There Pelle came to them, with his brilliant hopes. When they lamented in their dejection, he promised great things of the future. “Our wives will soon see that we are in the right. The day will soon come when we shall be able to go home with a proper week’s wages, that will be enough for the whole family.”
“And suppose it doesn’t come off?” they would say.
“It will come off—if only we hold out!” he cried, smiting the table.
Yes, he might well see the bright side of things. He had a wife who came from a long-established home, who kept things clean and tidy for him, and knew how to make much do the work of little; the daughter of an old unionist who had grown up in the midst of the movement—a wife who saw her husband’s doings with understanding eyes; yes, he might well smile! As to the last, Pelle was silent.
In this particular she had accepted neither inheritance nor teaching; she was as she was, and she would never be different, whatever might pass over her head. Pelle was sacrificing wife and children to a fixed idea, in order not to leave a few indifferent comrades in the lurch! That, and the strike, and the severe condemnation of those who would not keep step, was, and remained, for her, so much tavern nonsense. It was something the workers had got into their heads as a result of talking when they were not precisely sober.
That was what it was, and it filled her heart with pain and mortification that she and hers should be set aside for people who were nothing to them. And this pain made her beautiful, and justified her in her own eyes.
She did not complain in words, and she was always careful to set before Pelle whatever the house could provide. He always found everything in order, and he understood what efforts it must cost her—considering the smallness of the means which she had at her disposal. There was no weak point in her defences; and this made the position still more oppressive; he could not evoke an explosion, a ventilation of her grievances; it was impossible to quarrel with her and make friends again.
Often he wished that Ellen would become neglectful, like so many others. But she was always attentive; the more the circumstances enabled her to condemn him, the more correctly did she behave.
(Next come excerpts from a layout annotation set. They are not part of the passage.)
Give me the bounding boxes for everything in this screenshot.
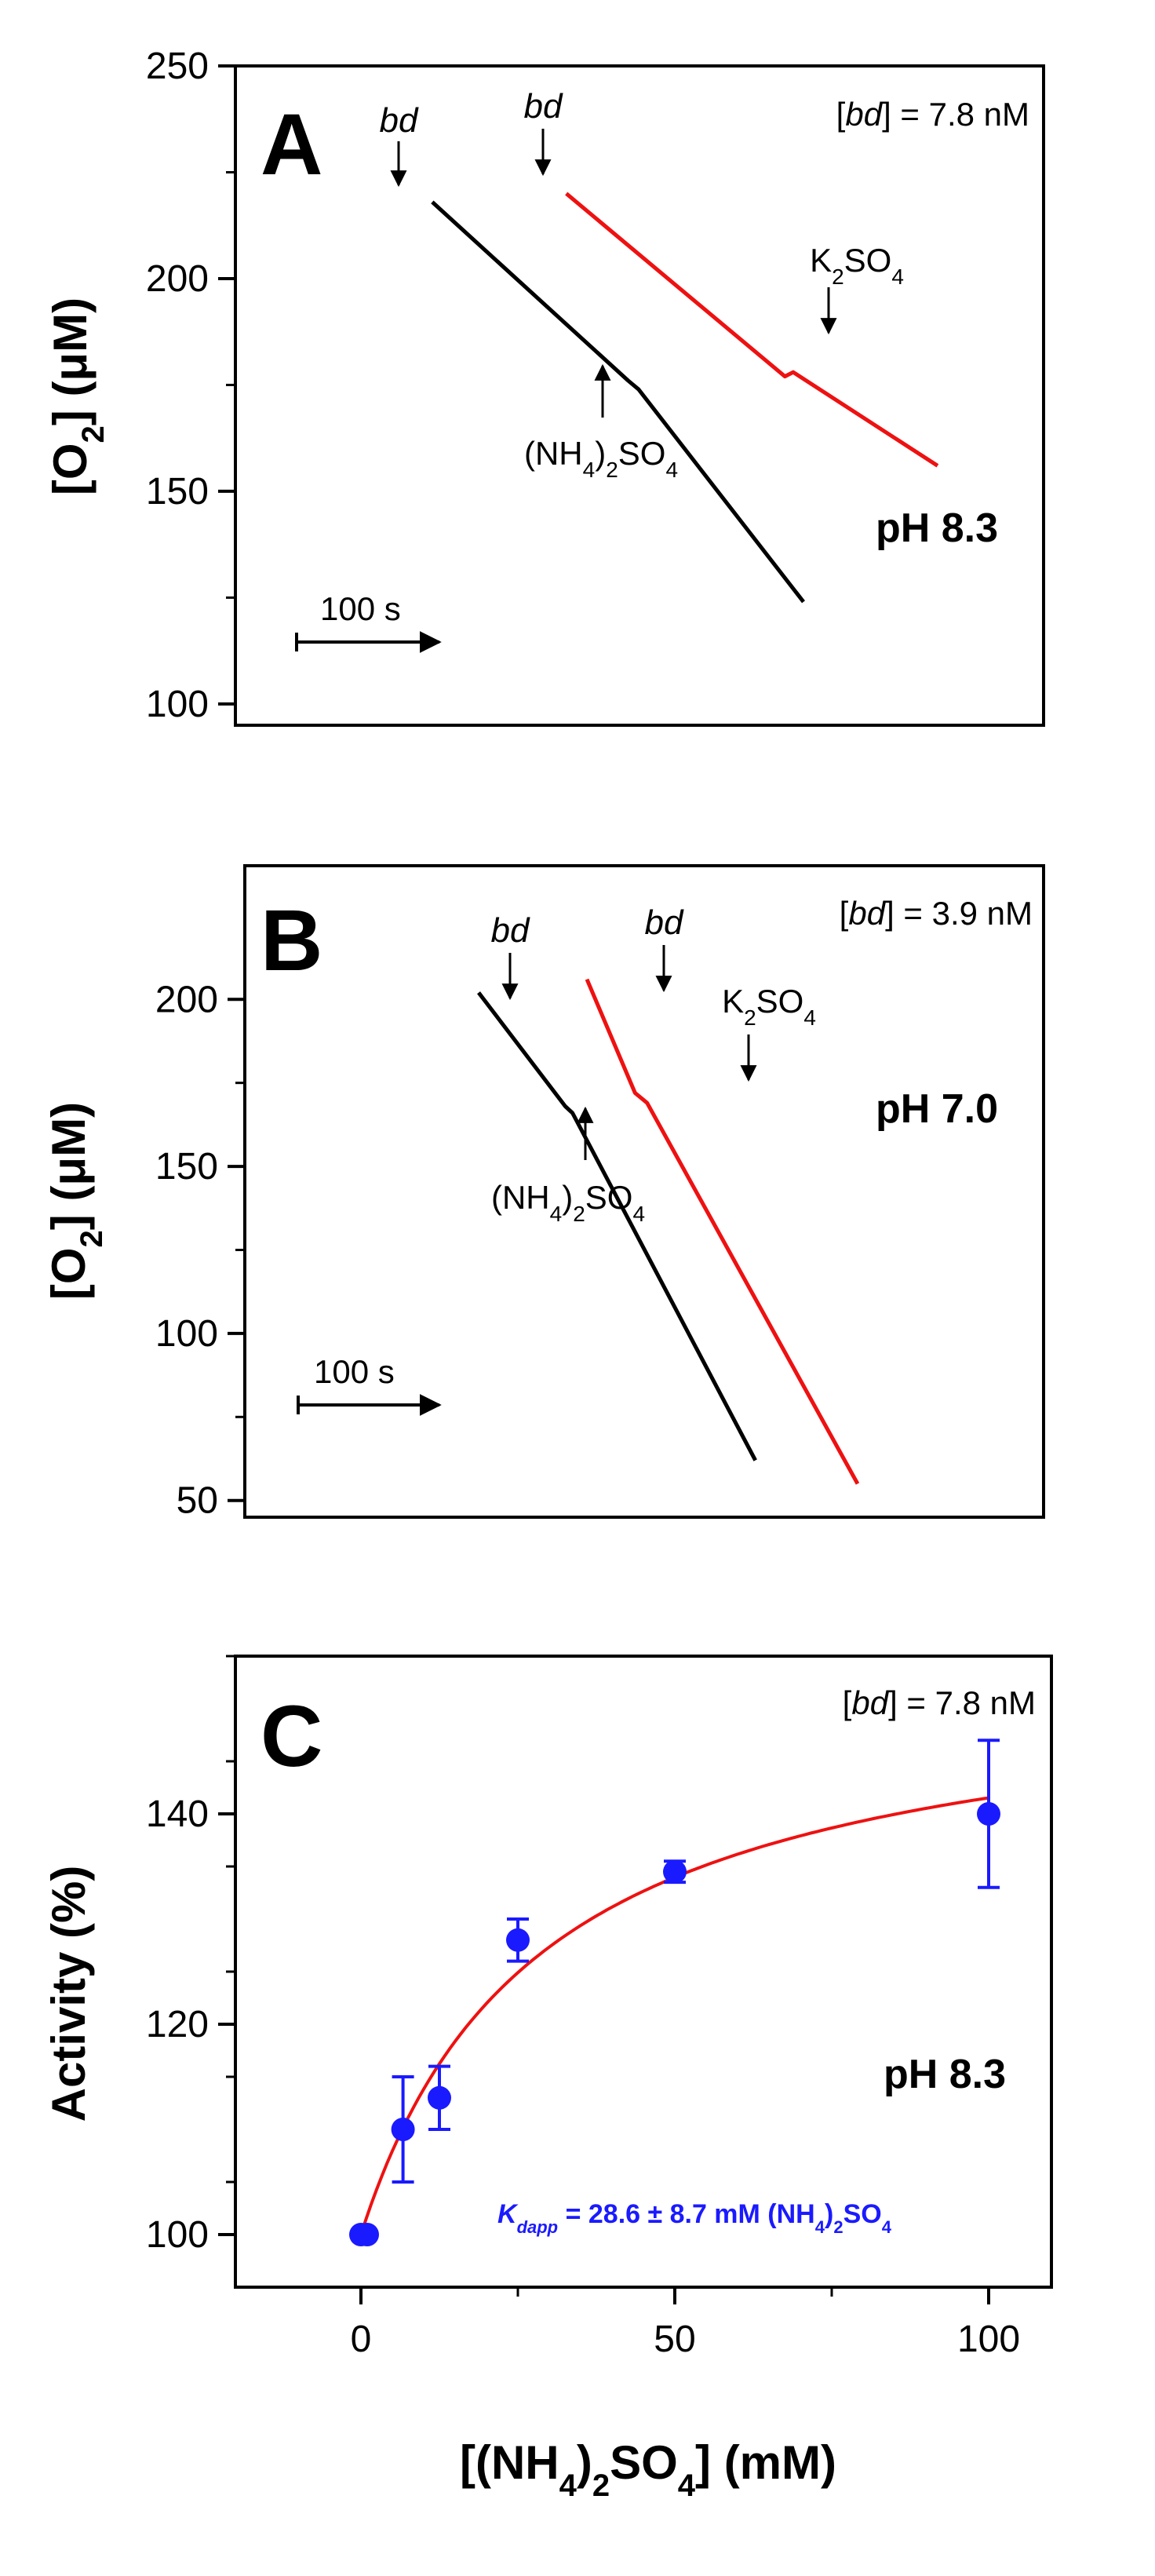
annot-bd-1: bd <box>380 101 419 140</box>
panel-a-frame <box>234 64 1045 727</box>
panel-a: 100 150 200 250 A [bd] = 7.8 nM pH 8.3 100 … <box>44 46 1045 727</box>
scale-bar-label: 100 s <box>314 1353 395 1390</box>
panel-a-traces <box>431 192 939 604</box>
y-tick-label: 120 <box>146 2004 209 2045</box>
y-tick-label: 100 <box>146 684 209 725</box>
trace-line <box>585 978 860 1485</box>
x-tick-label: 50 <box>654 2319 695 2360</box>
panel-c-frame <box>234 1655 1053 2289</box>
panel-c-ph-label: pH 8.3 <box>884 2052 1006 2097</box>
panel-a-label: A <box>261 97 322 193</box>
panel-a-ylabel: [O2] (μM) <box>44 297 111 495</box>
panel-c: 100 120 140 0 50 100 C [bd] = 7.8 nM pH 8.3 K… <box>42 1655 1053 2503</box>
panel-c-xlabel: [(NH4)2SO4] (mM) <box>460 2436 836 2503</box>
y-tick-label: 150 <box>155 1146 218 1188</box>
trace-line <box>431 200 805 604</box>
panel-a-scale-bar: 100 s <box>295 590 442 653</box>
panel-a-ph-label: pH 8.3 <box>876 505 998 551</box>
panel-c-kd-label: Kdapp = 28.6 ± 8.7 mM (NH4)2SO4 <box>497 2199 892 2237</box>
panel-b-scale-bar: 100 s <box>297 1353 442 1416</box>
data-point <box>391 2118 415 2141</box>
panel-b-ph-label: pH 7.0 <box>876 1086 998 1132</box>
y-tick-label: 100 <box>155 1313 218 1355</box>
panel-a-ticks <box>218 64 235 706</box>
panel-b-ticks <box>228 998 245 1502</box>
trace-line <box>565 192 939 468</box>
annot-nh4-label: (NH4)2SO4 <box>491 1179 645 1226</box>
annot-bd-2: bd <box>524 87 563 126</box>
panel-c-label: C <box>261 1688 322 1785</box>
x-tick-label: 0 <box>351 2319 372 2360</box>
data-point <box>355 2223 379 2246</box>
panel-b-tick-labels: 50 100 150 200 <box>155 979 218 1521</box>
panel-b-label: B <box>261 892 322 989</box>
panel-c-conc-label: [bd] = 7.8 nM <box>843 1684 1036 1721</box>
trace-line <box>477 991 757 1461</box>
annot-k2-label: K2SO4 <box>810 242 904 289</box>
annot-bd-2: bd <box>645 903 684 942</box>
panel-b-conc-label: [bd] = 3.9 nM <box>840 895 1033 932</box>
y-tick-label: 140 <box>146 1793 209 1835</box>
panel-b-ylabel: [O2] (μM) <box>42 1102 109 1300</box>
panel-b-annotations: bd bd (NH4)2SO4 K2SO4 <box>491 903 816 1226</box>
panel-b-frame <box>243 864 1045 1519</box>
data-point <box>428 2085 451 2110</box>
panel-a-tick-labels: 100 150 200 250 <box>146 46 209 725</box>
panel-b-traces <box>477 978 860 1485</box>
annot-k2-label: K2SO4 <box>722 983 816 1030</box>
scale-bar-label: 100 s <box>320 590 401 627</box>
x-tick-label: 100 <box>957 2319 1020 2360</box>
panel-c-tick-labels: 100 120 140 0 50 100 <box>146 1793 1020 2360</box>
y-tick-label: 200 <box>155 979 218 1020</box>
y-tick-label: 100 <box>146 2214 209 2256</box>
panel-c-ylabel: Activity (%) <box>42 1866 95 2122</box>
panel-c-points <box>349 1739 1000 2246</box>
panel-a-annotations: bd bd (NH4)2SO4 K2SO4 <box>380 87 904 482</box>
panel-c-ticks <box>218 1655 990 2304</box>
data-point <box>663 1859 687 1884</box>
panel-b: 50 100 150 200 B [bd] = 3.9 nM pH 7.0 100 s… <box>42 864 1045 1522</box>
panel-a-conc-label: [bd] = 7.8 nM <box>836 96 1029 133</box>
annot-nh4-label: (NH4)2SO4 <box>524 435 678 482</box>
annot-bd-1: bd <box>491 911 530 950</box>
y-tick-label: 200 <box>146 258 209 300</box>
y-tick-label: 150 <box>146 471 209 513</box>
data-point <box>506 1928 530 1952</box>
y-tick-label: 250 <box>146 46 209 87</box>
data-point <box>977 1802 1000 1826</box>
y-tick-label: 50 <box>177 1480 218 1522</box>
If only he could have explained her lack of comprehension by supposing that her mind was barren and self-seeking! But in his eyes she had always been quite simple and single-minded, and yet her nature was to him a continual enigma! It was true she was not excessively benevolent or sympathetic where others were concerned; but on the other hand she asked nothing for herself—her thoughts were all for him and the children. He must admit that she had, without a thought, sacrificed everything to him—her home, her whole world—and that she had a right to ask something in return.
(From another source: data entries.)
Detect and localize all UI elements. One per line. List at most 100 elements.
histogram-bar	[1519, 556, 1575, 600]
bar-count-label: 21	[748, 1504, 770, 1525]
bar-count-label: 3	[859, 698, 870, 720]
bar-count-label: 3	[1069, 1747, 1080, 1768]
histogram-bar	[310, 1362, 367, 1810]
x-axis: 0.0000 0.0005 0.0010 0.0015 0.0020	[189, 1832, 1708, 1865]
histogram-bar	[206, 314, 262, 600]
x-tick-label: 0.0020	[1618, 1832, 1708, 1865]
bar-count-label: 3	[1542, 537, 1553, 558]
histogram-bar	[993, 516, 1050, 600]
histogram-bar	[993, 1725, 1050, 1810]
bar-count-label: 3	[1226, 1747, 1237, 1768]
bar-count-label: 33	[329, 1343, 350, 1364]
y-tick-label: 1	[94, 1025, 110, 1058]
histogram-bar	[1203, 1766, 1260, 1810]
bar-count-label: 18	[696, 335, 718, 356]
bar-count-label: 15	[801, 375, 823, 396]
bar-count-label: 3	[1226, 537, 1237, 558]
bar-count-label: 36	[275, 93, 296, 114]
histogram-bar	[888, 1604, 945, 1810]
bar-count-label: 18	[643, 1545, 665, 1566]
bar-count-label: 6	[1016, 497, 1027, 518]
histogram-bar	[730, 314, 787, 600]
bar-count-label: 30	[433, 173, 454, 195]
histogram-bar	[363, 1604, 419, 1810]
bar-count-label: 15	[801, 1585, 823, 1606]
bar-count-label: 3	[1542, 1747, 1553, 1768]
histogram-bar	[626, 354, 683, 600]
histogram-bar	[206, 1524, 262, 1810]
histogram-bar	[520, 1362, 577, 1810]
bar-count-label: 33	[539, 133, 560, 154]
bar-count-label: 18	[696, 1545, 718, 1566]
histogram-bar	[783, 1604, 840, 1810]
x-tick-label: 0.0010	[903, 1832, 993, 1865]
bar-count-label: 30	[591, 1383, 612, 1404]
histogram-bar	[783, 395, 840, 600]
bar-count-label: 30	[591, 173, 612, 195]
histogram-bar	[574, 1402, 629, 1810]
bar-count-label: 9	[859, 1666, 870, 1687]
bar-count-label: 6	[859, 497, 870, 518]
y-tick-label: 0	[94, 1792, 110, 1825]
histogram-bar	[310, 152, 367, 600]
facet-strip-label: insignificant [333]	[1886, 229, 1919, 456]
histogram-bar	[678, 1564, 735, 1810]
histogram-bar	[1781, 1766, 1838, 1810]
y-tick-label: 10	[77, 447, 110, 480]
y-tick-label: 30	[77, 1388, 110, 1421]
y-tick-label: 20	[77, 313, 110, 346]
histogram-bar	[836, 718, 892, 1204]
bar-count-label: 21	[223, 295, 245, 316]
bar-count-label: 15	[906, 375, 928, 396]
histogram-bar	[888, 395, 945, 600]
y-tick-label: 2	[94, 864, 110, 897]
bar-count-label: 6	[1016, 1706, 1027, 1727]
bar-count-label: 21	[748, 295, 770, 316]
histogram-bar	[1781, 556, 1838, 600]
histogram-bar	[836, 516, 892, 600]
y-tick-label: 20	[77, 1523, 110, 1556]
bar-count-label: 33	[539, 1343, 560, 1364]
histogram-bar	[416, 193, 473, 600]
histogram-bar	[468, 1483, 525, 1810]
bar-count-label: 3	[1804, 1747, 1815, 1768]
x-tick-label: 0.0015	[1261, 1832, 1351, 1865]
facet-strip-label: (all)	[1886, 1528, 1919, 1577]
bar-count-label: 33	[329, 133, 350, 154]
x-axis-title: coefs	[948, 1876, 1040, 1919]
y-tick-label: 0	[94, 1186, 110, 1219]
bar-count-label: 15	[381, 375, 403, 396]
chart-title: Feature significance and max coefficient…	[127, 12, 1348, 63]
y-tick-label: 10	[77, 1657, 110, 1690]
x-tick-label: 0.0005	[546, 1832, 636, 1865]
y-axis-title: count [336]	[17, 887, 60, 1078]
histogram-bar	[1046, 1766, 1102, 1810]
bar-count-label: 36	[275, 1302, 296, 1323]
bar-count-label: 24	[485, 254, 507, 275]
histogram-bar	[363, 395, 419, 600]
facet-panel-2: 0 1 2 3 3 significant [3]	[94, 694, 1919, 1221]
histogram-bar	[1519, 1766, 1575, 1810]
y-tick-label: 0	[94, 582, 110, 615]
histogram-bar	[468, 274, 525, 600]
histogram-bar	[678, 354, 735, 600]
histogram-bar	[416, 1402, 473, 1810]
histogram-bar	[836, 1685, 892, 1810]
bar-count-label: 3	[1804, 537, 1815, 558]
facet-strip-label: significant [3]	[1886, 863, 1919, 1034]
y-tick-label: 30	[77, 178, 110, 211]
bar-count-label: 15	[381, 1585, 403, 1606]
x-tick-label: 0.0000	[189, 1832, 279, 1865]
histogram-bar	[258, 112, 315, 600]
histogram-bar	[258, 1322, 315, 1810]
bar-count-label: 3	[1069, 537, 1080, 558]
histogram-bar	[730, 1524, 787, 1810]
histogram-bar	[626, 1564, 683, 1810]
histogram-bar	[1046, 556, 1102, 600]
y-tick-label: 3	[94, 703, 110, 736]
And she was still unchangeably the same. She was indifferent where she herself was concerned, if only Pelle and the children had something she was contented; she herself needed so little, yet she seemed to take enough when he watched her eating. Pelle often wondered that she retained her healthy appearance, although the food she ate was so inferior. Perhaps she helped herself in secret—but he drove the thought away, and was ashamed. She was always completely indifferent as to what she ate; she did not notice what it was, but served him and the children with the best of it—especially himself—yet she seemed to thrive. Yes, even now she gave the best to him. It was as though she was fulfilling some deep-rooted law of her nature, which was independent of their relations to one another. In this nothing could alter her habits. She might have been compared to a great beautiful bitch that lies attentively marking the appetite of her young, although none can tell, from her deliberate quiet, that her own bowels are twisted with hunger. If they left anything, she noticed it. “I have eaten,” she would say, so quietly that she succeeded as a rule in deceiving them. Yes, it made him feel desperate to think about it; the more he thought of it the more unendurable it was. She was sacrificing herself for him, yet she must condemn all his doings! She knew how to defy starvation far better than he—and she did not understand why they must go hungry!